The criminal intention is that when the legitimate supplier next sends an invoice to the company seeking payment for services rendered or goods supplied, the victim business acts on the new banking instructions and sends the payment to the criminal’s bank account where the funds are quickly transferred or withdrawn. In many instances the business does not know it is a victim of this crime until sometime later when the legitimate supplier sends a reminder invoice for payment.
Detective Chief Patrick Lordan of the Garda National Economic Crime Bureau said earlier today; "While all cases are different, we want to warn that all Irish companies big and small are being targeted on a daily basis by individuals purporting to being from their suppliers. These individuals will inform the company that their bank details have changed for payment of services so we would ask that companies only change their bank details through direct contact and not by email. The best thing to do is pick up the phone and talk to someone you know in the company”
Gardaí have warned businesses to ensure that they have robust policies and procedures in place to deal with requests of this nature including escalating the decision making function to supervisory positions and making direct contact with a trusted known person in the suppliers organisation. In this context it is imperative that a suitable known contact person is identified before a business relationship commences with the supplier.

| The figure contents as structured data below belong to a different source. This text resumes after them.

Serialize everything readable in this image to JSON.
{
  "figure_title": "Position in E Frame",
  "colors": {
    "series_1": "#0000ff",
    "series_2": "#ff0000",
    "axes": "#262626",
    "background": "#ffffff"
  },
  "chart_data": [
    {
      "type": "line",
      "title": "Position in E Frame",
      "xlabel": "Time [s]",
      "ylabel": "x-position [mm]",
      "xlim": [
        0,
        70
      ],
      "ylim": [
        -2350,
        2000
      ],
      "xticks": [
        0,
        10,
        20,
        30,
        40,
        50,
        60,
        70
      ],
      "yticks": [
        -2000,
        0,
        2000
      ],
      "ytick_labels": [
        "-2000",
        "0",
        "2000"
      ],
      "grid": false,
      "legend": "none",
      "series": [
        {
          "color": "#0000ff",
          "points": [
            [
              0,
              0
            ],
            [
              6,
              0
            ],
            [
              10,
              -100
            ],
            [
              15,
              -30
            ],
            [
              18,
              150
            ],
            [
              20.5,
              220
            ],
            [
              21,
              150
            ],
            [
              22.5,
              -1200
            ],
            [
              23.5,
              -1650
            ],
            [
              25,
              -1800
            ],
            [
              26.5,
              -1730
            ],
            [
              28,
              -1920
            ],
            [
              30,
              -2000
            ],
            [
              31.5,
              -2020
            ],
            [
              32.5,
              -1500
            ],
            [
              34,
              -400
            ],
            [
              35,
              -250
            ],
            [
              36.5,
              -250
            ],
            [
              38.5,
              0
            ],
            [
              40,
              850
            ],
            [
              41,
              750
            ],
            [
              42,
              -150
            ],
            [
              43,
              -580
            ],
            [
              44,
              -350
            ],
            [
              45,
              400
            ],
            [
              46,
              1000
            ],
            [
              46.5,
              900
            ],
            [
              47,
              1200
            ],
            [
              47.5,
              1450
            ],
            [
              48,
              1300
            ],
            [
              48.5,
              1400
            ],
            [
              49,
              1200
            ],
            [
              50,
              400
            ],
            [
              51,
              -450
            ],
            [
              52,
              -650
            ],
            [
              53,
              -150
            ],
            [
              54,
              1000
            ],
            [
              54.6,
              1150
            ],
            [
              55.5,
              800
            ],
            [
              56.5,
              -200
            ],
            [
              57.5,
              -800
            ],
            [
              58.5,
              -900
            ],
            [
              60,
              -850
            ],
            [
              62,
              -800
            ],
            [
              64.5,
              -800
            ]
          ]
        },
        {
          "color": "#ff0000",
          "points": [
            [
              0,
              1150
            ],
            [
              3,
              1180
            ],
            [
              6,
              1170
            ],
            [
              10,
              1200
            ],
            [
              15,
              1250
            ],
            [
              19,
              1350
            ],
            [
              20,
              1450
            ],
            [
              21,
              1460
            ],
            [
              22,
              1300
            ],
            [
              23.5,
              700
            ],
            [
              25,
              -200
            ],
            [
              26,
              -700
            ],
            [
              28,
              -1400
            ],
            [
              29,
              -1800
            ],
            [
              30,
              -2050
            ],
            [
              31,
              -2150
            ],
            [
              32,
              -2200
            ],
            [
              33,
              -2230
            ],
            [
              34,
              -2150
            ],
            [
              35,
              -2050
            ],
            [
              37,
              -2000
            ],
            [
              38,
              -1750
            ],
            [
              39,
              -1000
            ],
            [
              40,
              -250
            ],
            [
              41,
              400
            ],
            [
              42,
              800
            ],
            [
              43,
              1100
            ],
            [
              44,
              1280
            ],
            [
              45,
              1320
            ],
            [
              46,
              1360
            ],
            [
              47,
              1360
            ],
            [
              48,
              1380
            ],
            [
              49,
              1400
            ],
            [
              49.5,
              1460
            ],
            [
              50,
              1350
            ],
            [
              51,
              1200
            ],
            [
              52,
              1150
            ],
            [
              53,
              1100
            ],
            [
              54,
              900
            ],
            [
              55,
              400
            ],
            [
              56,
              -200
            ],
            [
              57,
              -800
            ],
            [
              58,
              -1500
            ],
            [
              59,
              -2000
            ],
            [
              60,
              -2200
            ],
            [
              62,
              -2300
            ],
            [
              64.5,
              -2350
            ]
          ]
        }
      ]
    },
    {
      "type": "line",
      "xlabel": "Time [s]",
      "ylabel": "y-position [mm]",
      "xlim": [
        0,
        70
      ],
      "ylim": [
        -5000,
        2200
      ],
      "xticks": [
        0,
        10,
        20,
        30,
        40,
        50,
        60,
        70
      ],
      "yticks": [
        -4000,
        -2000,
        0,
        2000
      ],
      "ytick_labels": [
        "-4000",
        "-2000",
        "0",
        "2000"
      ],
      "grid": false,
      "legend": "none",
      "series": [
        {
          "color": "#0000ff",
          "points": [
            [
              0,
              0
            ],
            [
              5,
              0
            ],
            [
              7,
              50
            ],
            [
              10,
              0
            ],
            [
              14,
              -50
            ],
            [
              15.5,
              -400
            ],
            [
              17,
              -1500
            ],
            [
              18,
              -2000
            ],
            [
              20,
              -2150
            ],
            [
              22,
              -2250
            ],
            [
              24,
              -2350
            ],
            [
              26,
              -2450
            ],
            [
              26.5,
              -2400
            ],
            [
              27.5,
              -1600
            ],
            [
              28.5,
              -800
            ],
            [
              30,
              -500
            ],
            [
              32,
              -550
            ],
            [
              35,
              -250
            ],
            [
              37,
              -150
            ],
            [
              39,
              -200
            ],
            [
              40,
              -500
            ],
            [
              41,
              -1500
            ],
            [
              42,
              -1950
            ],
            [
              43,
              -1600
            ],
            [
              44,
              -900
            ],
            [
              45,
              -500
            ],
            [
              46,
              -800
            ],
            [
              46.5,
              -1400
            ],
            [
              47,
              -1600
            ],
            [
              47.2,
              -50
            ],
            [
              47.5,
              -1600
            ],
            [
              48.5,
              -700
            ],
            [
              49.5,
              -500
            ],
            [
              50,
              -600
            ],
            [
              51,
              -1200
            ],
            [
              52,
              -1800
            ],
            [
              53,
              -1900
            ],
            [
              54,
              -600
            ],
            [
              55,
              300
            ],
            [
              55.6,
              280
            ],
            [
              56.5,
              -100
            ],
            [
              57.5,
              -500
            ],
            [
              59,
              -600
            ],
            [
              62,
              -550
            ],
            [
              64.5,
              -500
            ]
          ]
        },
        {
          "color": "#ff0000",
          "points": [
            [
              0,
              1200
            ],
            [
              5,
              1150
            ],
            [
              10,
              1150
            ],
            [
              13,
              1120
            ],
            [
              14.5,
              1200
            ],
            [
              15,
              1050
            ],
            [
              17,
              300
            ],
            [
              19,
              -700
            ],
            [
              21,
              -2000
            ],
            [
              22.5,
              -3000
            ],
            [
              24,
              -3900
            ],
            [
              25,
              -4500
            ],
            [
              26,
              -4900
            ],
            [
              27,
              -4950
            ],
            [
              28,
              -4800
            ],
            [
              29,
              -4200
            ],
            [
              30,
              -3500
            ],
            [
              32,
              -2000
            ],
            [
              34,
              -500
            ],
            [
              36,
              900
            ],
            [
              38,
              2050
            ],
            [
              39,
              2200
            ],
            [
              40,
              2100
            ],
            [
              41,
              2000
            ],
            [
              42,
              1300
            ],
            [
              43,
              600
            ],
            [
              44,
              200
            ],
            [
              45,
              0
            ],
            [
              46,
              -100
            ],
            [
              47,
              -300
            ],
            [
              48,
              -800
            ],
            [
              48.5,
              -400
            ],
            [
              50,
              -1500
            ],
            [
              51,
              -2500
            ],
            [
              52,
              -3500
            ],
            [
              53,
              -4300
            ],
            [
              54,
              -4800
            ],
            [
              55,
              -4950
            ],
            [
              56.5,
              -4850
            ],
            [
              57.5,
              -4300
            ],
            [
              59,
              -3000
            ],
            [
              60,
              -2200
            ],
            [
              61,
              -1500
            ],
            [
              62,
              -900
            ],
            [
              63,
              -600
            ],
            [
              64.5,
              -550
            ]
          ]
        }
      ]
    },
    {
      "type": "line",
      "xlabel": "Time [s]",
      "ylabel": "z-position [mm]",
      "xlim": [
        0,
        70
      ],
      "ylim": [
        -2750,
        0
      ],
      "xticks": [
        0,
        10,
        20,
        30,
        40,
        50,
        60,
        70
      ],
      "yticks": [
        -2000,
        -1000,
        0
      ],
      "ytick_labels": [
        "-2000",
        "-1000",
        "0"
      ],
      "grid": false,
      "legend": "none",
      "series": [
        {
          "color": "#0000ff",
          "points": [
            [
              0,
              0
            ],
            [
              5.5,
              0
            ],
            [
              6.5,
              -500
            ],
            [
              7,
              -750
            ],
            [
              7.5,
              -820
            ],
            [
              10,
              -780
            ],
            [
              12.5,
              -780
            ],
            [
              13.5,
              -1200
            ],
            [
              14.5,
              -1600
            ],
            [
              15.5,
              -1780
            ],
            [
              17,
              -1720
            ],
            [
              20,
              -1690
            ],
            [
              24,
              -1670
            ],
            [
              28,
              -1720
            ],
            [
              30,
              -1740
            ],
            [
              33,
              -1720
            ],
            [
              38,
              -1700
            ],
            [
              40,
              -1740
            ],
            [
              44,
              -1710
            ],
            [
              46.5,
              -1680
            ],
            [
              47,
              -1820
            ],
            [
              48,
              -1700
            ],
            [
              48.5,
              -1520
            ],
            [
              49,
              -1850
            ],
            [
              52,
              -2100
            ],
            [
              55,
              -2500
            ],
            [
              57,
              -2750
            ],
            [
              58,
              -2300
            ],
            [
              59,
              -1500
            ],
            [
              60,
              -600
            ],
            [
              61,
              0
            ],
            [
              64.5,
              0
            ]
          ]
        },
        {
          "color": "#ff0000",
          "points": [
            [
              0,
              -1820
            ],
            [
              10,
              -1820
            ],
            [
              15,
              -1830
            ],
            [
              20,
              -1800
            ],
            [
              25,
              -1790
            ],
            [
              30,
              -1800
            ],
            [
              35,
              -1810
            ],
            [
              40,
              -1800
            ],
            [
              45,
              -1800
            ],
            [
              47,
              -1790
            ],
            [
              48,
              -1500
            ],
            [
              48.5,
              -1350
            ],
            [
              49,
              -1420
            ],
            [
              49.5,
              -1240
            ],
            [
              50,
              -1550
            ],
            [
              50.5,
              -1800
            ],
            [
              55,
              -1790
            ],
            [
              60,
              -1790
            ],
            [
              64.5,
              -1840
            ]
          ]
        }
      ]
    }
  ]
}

The authorities have also given the following information for businesses who have already received such an email.
"If a business relationship has already commenced and no such checks are in place and a request of this nature is received; independent contact should be made with the supplier to verify the contents of the email. Under no circumstances should contact details contained in the email or attachments be relied upon to verify the request whether these consist of a physical address, an email address or a phone number. In that context, all existing business relationships should be reviewed without delay and defensive policies and procedures put in place.
“It is important to note that victims of Invoice Redirect Fraud range from very small businesses to large corporations and the consequences of falling for a scam of this nature can be catastrophic and can result in the closure of businesses and redundancies so all employees should receive training in relation to avoiding this type of scam."